It would be kind of cool to get a closed form for the number of integer solutions $$x^4+y^4-x^2y^2=n$$ which we will let $\phi_n$ denote.
It would be cool because we could exploit $\sum_{n=1}^N\phi_n\approx 2\sqrt{N}K(\frac{3}{4}) $ where $K$ is the complete elliptic integral of the first kind into giving us a representation of $$ \lim_{N\to\infty}\frac{\sqrt{N}}{N}\sum_{n=1}^N\phi_n=2K(\frac{3}{4}) $$
This is demonstrated here and here. The general technique here.
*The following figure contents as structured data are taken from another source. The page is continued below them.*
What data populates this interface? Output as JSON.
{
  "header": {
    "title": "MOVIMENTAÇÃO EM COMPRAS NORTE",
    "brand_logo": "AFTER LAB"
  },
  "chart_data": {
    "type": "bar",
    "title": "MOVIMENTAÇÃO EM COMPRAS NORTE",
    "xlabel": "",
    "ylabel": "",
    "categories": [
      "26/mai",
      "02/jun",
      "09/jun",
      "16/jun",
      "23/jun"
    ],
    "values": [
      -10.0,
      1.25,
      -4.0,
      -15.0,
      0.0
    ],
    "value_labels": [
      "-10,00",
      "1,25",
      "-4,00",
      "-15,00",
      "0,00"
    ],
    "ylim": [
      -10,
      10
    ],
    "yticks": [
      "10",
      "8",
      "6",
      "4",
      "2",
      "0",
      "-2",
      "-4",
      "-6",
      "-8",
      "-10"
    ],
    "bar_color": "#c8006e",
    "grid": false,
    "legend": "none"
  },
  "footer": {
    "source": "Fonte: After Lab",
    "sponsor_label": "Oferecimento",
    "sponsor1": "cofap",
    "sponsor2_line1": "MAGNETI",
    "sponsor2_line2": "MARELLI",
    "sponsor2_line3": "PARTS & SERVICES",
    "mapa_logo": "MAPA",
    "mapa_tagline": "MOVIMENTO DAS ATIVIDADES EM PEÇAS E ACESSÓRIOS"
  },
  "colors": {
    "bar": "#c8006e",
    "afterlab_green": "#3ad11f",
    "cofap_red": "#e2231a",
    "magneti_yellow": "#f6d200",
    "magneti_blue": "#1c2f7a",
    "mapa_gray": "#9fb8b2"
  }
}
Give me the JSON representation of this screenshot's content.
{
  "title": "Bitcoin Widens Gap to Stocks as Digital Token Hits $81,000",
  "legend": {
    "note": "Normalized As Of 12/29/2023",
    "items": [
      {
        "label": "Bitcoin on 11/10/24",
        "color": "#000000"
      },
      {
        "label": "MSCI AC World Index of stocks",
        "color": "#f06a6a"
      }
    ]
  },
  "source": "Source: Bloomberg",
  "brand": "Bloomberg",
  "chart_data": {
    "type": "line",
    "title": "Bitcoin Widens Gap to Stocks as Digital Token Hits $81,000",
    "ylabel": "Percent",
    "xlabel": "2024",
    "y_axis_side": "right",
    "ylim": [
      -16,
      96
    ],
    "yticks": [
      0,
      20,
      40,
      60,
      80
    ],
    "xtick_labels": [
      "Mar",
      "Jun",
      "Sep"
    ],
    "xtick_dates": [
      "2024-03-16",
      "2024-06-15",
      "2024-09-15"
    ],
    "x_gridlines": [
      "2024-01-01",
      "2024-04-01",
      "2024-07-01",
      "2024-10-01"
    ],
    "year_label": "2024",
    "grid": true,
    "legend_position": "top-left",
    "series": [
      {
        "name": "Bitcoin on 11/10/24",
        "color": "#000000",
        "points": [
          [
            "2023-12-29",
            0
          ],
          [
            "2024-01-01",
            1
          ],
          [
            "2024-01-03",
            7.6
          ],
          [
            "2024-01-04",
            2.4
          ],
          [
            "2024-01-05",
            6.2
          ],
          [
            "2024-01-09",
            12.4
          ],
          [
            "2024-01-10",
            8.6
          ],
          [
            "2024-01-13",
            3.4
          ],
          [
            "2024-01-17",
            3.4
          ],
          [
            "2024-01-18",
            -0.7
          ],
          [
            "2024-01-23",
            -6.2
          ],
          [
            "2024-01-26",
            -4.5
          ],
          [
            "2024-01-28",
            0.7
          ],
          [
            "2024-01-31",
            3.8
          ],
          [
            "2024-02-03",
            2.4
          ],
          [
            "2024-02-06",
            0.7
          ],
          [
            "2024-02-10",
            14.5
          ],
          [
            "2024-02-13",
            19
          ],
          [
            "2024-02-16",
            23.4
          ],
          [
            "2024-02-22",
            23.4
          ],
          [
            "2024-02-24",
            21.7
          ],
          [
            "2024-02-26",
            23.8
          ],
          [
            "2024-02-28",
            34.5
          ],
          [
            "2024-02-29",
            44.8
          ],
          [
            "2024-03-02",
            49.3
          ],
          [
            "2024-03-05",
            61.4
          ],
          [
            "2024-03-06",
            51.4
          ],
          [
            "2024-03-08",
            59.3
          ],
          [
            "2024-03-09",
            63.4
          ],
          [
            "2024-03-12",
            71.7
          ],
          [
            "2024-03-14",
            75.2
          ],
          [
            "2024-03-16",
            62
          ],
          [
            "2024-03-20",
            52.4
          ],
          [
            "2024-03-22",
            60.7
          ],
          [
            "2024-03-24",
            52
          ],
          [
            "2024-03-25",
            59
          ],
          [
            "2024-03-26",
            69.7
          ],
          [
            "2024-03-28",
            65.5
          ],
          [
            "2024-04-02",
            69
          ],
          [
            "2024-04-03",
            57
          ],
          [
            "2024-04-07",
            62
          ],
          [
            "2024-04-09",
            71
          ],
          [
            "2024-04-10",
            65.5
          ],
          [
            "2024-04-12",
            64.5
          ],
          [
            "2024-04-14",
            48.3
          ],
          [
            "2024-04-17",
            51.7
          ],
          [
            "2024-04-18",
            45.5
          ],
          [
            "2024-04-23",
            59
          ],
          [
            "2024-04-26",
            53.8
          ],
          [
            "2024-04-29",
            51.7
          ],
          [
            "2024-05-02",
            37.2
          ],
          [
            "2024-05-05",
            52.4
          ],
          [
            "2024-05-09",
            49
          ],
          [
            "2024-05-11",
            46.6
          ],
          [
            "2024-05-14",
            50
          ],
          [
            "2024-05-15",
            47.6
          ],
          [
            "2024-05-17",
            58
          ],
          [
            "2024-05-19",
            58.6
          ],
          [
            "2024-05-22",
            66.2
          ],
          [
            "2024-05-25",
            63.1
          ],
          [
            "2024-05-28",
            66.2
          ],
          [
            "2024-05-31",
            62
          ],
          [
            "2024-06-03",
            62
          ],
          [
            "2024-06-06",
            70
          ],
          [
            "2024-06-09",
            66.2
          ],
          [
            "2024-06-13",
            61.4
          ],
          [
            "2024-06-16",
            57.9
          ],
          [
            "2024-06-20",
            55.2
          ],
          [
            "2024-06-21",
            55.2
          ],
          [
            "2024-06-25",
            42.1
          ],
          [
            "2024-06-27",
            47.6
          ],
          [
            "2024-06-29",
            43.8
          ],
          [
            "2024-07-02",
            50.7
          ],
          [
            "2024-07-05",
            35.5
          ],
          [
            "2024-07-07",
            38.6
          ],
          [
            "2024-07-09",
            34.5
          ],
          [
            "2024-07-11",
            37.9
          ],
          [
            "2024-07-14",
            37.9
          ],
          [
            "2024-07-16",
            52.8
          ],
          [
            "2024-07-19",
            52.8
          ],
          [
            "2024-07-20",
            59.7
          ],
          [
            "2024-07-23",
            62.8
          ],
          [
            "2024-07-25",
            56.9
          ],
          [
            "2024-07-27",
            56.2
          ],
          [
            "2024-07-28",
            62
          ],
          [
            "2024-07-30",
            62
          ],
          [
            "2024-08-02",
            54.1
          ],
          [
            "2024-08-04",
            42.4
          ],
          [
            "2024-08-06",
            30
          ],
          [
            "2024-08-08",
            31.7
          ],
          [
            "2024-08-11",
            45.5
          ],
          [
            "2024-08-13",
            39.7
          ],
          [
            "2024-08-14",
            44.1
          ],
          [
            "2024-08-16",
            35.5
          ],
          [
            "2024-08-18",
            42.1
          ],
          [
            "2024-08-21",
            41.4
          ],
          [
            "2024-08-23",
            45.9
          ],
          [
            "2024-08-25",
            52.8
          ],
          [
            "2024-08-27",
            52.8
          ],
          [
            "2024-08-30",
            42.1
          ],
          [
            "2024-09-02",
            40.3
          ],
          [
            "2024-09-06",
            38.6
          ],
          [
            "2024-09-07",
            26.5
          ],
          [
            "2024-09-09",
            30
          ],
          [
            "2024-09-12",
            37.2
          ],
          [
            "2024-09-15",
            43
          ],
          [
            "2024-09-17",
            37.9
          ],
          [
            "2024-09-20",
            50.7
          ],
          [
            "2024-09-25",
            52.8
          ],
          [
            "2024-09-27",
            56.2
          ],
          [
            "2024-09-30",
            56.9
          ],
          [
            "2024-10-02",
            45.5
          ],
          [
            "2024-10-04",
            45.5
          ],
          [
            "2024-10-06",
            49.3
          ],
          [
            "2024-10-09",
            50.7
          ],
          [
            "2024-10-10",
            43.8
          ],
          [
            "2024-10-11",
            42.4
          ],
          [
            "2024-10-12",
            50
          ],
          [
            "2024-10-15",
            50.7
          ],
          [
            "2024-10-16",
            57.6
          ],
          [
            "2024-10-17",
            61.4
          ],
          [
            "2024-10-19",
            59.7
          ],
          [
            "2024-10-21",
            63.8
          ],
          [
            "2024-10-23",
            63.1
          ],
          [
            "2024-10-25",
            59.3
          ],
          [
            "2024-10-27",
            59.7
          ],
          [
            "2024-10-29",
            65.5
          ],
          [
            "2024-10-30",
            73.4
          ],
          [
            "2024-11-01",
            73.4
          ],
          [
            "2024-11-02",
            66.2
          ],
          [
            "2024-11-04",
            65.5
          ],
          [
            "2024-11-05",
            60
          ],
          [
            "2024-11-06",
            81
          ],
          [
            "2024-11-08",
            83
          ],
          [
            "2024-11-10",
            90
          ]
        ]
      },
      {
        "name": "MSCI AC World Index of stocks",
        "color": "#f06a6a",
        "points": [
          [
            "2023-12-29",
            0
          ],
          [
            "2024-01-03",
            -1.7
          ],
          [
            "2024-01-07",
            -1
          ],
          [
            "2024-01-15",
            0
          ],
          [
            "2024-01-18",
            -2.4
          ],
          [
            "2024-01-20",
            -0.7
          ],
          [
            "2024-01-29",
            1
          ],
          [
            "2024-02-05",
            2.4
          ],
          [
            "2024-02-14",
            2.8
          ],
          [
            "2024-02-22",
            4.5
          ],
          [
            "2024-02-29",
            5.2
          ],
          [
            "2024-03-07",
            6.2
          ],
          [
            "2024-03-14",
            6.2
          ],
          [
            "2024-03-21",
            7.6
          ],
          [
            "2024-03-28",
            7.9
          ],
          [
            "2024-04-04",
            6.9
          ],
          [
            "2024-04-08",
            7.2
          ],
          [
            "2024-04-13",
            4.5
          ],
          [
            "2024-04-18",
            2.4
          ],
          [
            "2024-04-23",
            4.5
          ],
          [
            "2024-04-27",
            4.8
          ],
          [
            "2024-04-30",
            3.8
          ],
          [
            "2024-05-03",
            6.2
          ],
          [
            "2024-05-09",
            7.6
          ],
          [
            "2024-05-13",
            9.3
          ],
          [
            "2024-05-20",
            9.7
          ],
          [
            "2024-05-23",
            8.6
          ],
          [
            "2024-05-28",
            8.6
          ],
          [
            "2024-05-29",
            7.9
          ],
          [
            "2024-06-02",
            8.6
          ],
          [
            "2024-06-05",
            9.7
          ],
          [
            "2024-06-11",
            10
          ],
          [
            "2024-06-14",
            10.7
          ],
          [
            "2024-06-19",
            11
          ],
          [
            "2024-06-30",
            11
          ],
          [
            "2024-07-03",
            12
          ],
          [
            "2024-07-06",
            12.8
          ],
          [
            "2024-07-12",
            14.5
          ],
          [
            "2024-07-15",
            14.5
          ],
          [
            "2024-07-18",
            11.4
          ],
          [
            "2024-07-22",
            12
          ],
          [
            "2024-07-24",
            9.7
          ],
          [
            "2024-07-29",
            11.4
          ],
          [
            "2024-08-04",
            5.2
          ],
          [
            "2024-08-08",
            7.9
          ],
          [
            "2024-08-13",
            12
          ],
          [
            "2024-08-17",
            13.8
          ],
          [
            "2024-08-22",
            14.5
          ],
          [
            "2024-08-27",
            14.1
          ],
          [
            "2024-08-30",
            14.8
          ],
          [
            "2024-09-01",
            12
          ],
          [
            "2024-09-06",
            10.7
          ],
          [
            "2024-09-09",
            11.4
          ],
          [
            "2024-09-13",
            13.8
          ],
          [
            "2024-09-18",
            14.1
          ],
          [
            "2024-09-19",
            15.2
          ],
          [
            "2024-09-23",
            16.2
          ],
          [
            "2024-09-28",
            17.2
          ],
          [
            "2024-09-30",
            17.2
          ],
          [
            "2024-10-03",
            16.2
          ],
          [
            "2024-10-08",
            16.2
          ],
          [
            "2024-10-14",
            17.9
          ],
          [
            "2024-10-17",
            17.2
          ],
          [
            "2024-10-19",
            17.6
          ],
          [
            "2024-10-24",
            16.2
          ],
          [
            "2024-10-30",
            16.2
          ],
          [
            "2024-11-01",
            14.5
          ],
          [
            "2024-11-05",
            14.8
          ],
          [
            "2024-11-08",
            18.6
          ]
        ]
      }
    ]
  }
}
I am not sure we should expect a closed form for this $\phi_n$ but we can maybe hope that we can use something like theta series to make the job easier to look at this sequence. In the link in the previous sentence I demonstrate how we can use the product of these theta-like series to give us a generating function for the number of integer solutions to $x^4+y^4=n$ and a wider class of Diophantine curves. The technique doesn't seem to me to readily lend itself to getting a representation for the number of solutions to the Diophantine equation:
$$x^4-x^2y^2+y^4=n$$
It's clear that $\phi_0=1.$ It's easy to see that for $n\neq0$ we have $8|\phi_n$. So if $x=a,y=0$ satisfies the equation then so does $x=y=a$. Likewise if the equation is satisfied by $x=a, y=b$ where $a \neq b$ then clearly it is satisfied by $x=b, y=a$. It looks for most small $n$ we have $\phi_n \in 0,8$. I am curious if there is a value for which $\phi_n>8$